Friday, October 06, 2006

McGill in Hot Water

Gene McGill, representative for the 151st state house district, is in hot water, and that isn't a reference to the plumbing in the township-owned house he's been staying in for free.

In 2003 McGill wrote a letter asking for leniency for a constituent. Who was being sentenced for having a sexual relationship with girl, starting when she was 14. And whose father had contributed around $1,500 McGill's campaigns over a period of years. The man was declared a violent sexual predator. McGill's letter to the judge asked the court to take the man's community involvement into account when sentencing him. According to the Inky,

[He], then 35, began courting the girl when she was 13 through an Internet chat site, according to court records and testimony. For more than two years, starting when she was 14, [he] had sex with the girl in a park near her home, at his recording-studio business, and at his home when his wife and children weren't there. He also took sexually explicit photos of the girl, had her look at pictures of other children engaged in sex, and had her beat him and mock him for sexual pleasure.


While McGill says this is the only letter he wrote for someone charged with a sex crime, he does have this to say about the people of the 151st:

McGill said that he was very careful with such letters, and that he took great strides not to weigh in on the crime but to merely tell the court what he knew about the person.

"I take their personal situations and their tremendous problems sincerely," he said. "Sometimes you almost fall out of the chair when you hear them... . I'd like to tell you that all the people in the 151st District are saints, but the fact is that they are not."


I'm going to have to add "don't denigrate the voters in the media" to my personal list of no-nos for elected officials, right after "don't ask for leniency for sex offenders."

Read the entire article in today's Inquirer (Cattabiani, Mario, "Official vouched for sex offender -- State Rep. Eugene McGill defended his court letter," Oct 6, 2006)

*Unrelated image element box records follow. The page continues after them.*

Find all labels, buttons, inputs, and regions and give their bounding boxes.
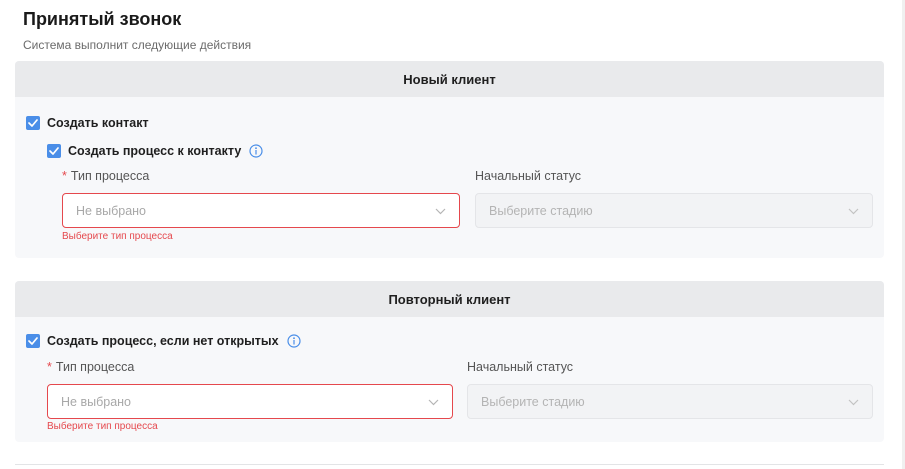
initial-status-select[interactable]: Выберите стадию [475,193,873,228]
create-process-for-contact-checkbox[interactable]: Создать процесс к контакту [47,144,263,158]
chevron-down-icon [428,395,439,409]
process-type-select[interactable]: Не выбрано [62,193,460,228]
process-type-error: Выберите тип процесса [62,231,173,242]
chevron-down-icon [848,204,859,218]
process-type-label-text: Тип процесса [70,169,150,183]
divider [15,464,884,465]
repeat-process-type-error: Выберите тип процесса [47,421,158,432]
create-process-if-none-checkbox[interactable]: Создать процесс, если нет открытых [26,334,301,348]
info-icon[interactable] [249,144,263,158]
initial-status-placeholder: Выберите стадию [489,203,593,218]
new-client-section: Новый клиент [15,61,884,258]
page-title: Принятый звонок [23,9,182,29]
page-subtitle: Система выполнит следующие действия [23,38,252,52]
required-mark: * [47,360,52,374]
info-icon[interactable] [286,334,301,348]
checkmark-icon[interactable] [26,116,40,130]
repeat-process-type-label: * Тип процесса [47,360,134,374]
process-type-value: Не выбрано [76,203,146,218]
repeat-process-type-select[interactable]: Не выбрано [47,384,453,419]
repeat-initial-status-select[interactable]: Выберите стадию [467,384,873,419]
checkmark-icon[interactable] [26,334,40,348]
create-contact-label: Создать контакт [47,116,149,130]
create-process-if-none-label: Создать процесс, если нет открытых [47,334,279,348]
repeat-process-type-label-text: Тип процесса [55,360,135,374]
checkmark-icon[interactable] [47,144,61,158]
repeat-client-header: Повторный клиент [15,281,884,317]
chevron-down-icon [435,204,446,218]
repeat-initial-status-label: Начальный статус [467,360,574,374]
required-mark: * [62,169,67,183]
process-type-label: * Тип процесса [62,169,149,183]
chevron-down-icon [848,395,859,409]
initial-status-label: Начальный статус [475,169,582,183]
repeat-initial-status-placeholder: Выберите стадию [481,394,585,409]
new-client-header: Новый клиент [15,61,884,97]
create-process-for-contact-label: Создать процесс к контакту [68,144,242,158]
repeat-process-type-value: Не выбрано [61,394,131,409]
create-contact-checkbox[interactable]: Создать контакт [26,116,149,130]
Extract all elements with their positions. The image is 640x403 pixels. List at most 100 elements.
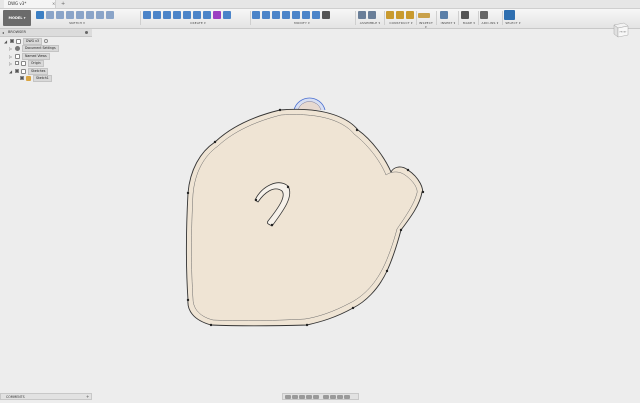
workspace-switcher-button[interactable]: MODEL ▾: [3, 10, 31, 26]
assemble-group[interactable]: ASSEMBLE ▾: [358, 10, 382, 27]
close-tab-icon[interactable]: ×: [52, 0, 55, 8]
comments-panel[interactable]: COMMENTS +: [0, 393, 92, 400]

Read an interview with McGill's Democratic opponent, Rick Taylor, here.

3 comments:

LVDem said...

I would add McGill to my list of "done" in the SE. What a doozy of a revelation?

AboveAvgJane said...

Not only that, but his cavalier reaction to it being made public. I like Taylor and think he would be a great representative for the 151st.

Anonymous said...

My letter to the editor:

I don't understand Al Bowman's difficulty with the U.S. Constitution and Pennsylvania state law. According to this article, Bryan Lentz, in his role as a defense counsel, went to court with a student from another culture who was accused of taking a picture of a naked child. Is the Republican spokesman unaware that in the United States defendants are entitled to have someone educated in the laws of this country present their side of the story to a judge and jury? The young Asian accused may need someone to help him explain that in his native country, pictures of human bodies in a natural state are not considered "dirty." He may want to state that he's studying physical anthropology and noticed skeletal differences between American and Asian children. He may want to present to the court any number of facts or excuses or even say he never did this before and will never do it again, as he begs for mercy. Does Mr. Bowman follow the lead of the White House in casting aside the Constitution, the Bill of Rights, established legal procedure, and the Magna Carta and figure that anyone accused of taking a bad picture should be thrown in the dungeon and left there to rot until the king says otherwise? Is he saying that as a lawyer Mr. Lentz should represent in court only "nice people," like land developers and stock swindlers and Jack Abramoff, and the rest may hang?

Anyway, taking a picture of a naked 7-year-old, even with the worst thoughts in mind than we might imagine, is not nearly as appalling as sending lewd instant messages to teenage boys, which, in turn, is in a totally different category above years of sexual congress with a teenager. I wouldn't reproach State Representative Eugene McGill if he'd worked as defense counsel for Sheldon Granor--even guys who repeatedly rape children deserve their day in court--but I do reproach him for writing that he's a swell guy and a pillar of the community, so forget about his trolling for 13-year-olds and give him a break.

I really do not understand Republican "moral values."